Find Load value for maximum power transfer[edit | edit source]

${\displaystyle Z_{L}=z_{th}^{*}=0.537-j1.5465}$

Find average power transfer with Load that maximizes[edit | edit source]

${\displaystyle Z_{th}+Z_{L}=0.537*2}$

${\displaystyle P_{avg}={\frac {Re(V_{th})^{2}}{Z_{th}+Z_{L}}}={\frac {\sqrt {0.747977^{2}+0.5492^{2}}}{2*0.537}}=0.8037watts}$

Simulation[edit | edit source]

The circuit was simulated.
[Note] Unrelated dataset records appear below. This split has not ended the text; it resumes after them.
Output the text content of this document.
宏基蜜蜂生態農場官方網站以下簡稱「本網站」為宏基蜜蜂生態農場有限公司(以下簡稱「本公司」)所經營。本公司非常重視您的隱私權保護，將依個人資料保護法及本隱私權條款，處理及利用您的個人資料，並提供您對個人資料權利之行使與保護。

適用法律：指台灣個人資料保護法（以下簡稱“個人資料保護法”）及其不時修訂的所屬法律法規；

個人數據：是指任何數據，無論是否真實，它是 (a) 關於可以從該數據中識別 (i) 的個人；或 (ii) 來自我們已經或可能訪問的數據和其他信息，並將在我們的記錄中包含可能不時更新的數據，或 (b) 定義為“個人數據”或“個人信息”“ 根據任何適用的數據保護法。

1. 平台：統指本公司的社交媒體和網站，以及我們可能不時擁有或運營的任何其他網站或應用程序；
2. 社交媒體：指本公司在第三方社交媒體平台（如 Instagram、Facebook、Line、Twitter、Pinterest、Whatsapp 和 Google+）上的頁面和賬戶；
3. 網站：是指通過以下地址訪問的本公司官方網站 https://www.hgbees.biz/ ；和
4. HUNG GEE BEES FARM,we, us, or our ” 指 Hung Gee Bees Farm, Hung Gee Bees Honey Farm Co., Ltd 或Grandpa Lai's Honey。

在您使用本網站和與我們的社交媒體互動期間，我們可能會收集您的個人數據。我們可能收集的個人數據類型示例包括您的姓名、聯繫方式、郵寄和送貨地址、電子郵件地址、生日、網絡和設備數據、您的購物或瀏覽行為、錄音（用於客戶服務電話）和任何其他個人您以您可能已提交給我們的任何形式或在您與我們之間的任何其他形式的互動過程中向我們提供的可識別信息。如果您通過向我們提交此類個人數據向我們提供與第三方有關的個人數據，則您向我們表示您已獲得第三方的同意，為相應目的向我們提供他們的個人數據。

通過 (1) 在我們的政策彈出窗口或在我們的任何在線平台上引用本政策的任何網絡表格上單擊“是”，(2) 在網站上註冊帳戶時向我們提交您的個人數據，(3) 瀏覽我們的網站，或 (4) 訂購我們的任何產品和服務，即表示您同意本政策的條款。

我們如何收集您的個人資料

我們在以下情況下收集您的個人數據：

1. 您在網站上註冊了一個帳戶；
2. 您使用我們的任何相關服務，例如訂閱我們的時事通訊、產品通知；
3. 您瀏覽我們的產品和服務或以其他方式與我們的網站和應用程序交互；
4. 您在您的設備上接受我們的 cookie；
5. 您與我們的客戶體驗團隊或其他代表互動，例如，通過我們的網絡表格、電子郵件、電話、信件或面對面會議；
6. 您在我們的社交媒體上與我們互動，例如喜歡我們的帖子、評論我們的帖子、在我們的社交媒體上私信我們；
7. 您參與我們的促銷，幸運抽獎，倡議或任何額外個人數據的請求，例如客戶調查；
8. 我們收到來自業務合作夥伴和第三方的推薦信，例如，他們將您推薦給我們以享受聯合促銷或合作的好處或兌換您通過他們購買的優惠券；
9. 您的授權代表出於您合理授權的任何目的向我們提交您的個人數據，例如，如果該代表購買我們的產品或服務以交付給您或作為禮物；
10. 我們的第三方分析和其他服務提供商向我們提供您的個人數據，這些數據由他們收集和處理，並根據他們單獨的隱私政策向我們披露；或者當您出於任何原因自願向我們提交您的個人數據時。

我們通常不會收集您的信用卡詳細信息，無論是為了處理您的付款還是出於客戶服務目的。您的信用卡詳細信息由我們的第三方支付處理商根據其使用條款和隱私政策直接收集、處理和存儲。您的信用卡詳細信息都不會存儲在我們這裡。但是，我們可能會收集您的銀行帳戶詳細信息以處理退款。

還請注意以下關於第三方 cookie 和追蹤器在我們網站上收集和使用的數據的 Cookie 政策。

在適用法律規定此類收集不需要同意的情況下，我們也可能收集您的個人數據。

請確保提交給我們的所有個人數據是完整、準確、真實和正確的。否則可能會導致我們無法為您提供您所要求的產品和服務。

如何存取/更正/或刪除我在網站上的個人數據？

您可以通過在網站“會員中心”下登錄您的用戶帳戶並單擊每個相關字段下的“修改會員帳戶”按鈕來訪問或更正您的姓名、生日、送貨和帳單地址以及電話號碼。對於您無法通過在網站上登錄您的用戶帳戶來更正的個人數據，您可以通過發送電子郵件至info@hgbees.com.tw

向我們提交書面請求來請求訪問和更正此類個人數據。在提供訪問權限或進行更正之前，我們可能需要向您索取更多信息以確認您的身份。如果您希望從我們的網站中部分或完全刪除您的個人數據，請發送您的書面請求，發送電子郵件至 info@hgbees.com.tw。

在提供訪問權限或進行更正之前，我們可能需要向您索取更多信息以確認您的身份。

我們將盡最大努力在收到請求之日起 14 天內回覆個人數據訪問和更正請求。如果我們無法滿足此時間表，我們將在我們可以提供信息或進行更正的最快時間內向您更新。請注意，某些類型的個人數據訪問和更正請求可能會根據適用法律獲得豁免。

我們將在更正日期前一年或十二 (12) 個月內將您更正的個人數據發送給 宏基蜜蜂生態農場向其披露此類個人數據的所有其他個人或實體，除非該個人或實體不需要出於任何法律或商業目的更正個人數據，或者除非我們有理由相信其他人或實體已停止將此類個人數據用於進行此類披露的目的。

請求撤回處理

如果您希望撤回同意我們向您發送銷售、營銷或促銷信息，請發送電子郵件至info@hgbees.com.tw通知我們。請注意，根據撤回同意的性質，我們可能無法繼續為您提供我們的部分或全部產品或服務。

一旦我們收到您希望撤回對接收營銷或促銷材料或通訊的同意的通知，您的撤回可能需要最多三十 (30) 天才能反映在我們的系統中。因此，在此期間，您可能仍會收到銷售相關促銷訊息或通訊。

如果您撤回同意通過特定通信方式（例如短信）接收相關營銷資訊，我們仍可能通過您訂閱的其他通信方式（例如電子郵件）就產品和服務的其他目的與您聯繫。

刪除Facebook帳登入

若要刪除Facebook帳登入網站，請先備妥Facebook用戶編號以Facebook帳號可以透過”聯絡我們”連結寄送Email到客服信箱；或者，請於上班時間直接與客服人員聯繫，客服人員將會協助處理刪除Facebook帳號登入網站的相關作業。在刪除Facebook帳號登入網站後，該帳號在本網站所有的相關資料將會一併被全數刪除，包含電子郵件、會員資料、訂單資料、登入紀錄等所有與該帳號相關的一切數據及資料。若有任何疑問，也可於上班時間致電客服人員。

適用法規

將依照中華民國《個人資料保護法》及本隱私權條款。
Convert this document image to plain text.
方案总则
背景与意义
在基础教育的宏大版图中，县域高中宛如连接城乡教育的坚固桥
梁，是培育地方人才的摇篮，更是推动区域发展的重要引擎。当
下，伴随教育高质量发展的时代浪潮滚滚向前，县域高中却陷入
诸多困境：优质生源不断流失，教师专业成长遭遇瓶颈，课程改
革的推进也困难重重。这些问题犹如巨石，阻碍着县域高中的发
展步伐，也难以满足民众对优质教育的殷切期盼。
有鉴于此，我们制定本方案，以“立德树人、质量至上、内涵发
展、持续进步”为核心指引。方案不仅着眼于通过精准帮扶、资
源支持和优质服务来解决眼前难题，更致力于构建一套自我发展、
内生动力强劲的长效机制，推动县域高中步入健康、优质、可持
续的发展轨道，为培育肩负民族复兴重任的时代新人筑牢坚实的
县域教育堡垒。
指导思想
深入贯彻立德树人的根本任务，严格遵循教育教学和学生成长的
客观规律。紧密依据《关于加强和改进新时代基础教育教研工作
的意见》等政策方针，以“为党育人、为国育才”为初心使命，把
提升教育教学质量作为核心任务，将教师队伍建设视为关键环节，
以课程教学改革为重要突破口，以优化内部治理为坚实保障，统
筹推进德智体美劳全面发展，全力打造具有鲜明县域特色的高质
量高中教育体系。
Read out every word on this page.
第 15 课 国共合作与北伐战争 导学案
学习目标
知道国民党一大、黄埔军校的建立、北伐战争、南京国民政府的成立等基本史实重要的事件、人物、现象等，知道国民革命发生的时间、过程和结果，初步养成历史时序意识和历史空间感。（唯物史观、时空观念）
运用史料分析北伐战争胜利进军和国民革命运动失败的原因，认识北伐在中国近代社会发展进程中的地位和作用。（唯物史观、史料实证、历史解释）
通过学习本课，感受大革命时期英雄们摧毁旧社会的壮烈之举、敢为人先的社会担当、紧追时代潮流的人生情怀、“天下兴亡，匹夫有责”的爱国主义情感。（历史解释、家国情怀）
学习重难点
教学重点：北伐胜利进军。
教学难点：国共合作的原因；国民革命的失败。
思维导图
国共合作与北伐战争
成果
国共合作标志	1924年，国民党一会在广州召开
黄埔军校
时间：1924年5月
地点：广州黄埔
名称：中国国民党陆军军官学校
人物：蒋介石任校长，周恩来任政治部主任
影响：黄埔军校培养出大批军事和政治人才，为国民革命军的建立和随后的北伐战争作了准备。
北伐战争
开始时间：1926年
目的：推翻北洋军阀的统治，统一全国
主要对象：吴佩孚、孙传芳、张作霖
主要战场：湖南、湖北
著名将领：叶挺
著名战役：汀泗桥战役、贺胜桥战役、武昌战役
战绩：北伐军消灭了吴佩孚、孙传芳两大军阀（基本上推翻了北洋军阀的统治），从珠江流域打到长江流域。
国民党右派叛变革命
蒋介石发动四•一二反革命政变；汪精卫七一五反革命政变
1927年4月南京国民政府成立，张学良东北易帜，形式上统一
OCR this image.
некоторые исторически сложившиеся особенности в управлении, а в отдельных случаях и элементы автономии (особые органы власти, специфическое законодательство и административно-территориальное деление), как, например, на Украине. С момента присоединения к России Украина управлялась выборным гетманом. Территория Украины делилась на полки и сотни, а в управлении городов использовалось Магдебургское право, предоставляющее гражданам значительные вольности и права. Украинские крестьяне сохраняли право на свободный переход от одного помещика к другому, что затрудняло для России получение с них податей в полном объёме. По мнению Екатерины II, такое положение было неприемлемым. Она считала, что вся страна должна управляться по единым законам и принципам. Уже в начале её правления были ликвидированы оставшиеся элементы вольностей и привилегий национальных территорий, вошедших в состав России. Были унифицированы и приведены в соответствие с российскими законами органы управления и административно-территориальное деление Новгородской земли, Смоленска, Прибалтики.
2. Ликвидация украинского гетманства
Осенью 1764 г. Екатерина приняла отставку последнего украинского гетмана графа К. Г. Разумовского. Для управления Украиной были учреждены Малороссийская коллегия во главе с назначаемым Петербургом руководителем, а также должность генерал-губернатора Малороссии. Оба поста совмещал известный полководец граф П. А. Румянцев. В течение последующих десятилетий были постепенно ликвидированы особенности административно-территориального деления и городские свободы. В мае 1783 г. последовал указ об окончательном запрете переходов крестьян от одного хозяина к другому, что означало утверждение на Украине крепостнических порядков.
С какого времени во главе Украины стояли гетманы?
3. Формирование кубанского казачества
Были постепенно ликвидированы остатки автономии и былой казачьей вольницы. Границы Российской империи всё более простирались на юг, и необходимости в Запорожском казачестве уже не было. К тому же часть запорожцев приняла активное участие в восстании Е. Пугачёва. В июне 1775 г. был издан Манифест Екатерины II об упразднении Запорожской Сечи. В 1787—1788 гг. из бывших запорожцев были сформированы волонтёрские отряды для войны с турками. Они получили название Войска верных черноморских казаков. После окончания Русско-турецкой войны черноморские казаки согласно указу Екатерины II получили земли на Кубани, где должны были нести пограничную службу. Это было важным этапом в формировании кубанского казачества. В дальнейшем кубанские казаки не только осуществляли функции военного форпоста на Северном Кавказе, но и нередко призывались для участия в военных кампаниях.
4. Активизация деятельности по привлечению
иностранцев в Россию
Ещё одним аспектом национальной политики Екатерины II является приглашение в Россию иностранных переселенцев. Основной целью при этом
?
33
A way was found to enter equations into the voltage supply parameters which improves accuracy:

• 
  type sqrt(3) instead of a numeric approximation
• 
  added pi/2 to convert from cos to sin sources

To compare with the results above, need to translate the current and voltage through the resistor into the time domain.

Period[edit | edit source]

Period looks right about 6 seconds ... should be:

${\displaystyle T={\frac {1}{f}}={\frac {2*\pi }{w}}=2*\pi =6.2832}$

Current[edit | edit source]

Current through 1 ohm resistor, once moved into the time domain (from the above numbers) is:

${\displaystyle i(t)=0.4258*cos(t+171^{\circ })}$

From the mesh analysis, the current's through both sources were computed:

${\displaystyle i_{s1}=0.1192*cos(t+9.72^{\circ })}$

The magnitudes are accurate, they are almost π out of phase which is can be seen on the simulation.

Voltage[edit | edit source]

The voltage is the same as the current through a 1 ohm resistor:

${\displaystyle v(t)=0.4258*cos(t+171^{\circ })}$

The voltage of the first (left) source is:

${\displaystyle V_{s1}={\frac {\sqrt {2}}{6}}cos(t+{\frac {pi}{4}})=0.2357*cos(t+45^{\circ })}$

The magnitudes match. The voltage through the source peaks before the current because the first source sees the inductor.

The voltage through the resistor should peak about 171 - 45 = 126° before the source ... which it appears to do.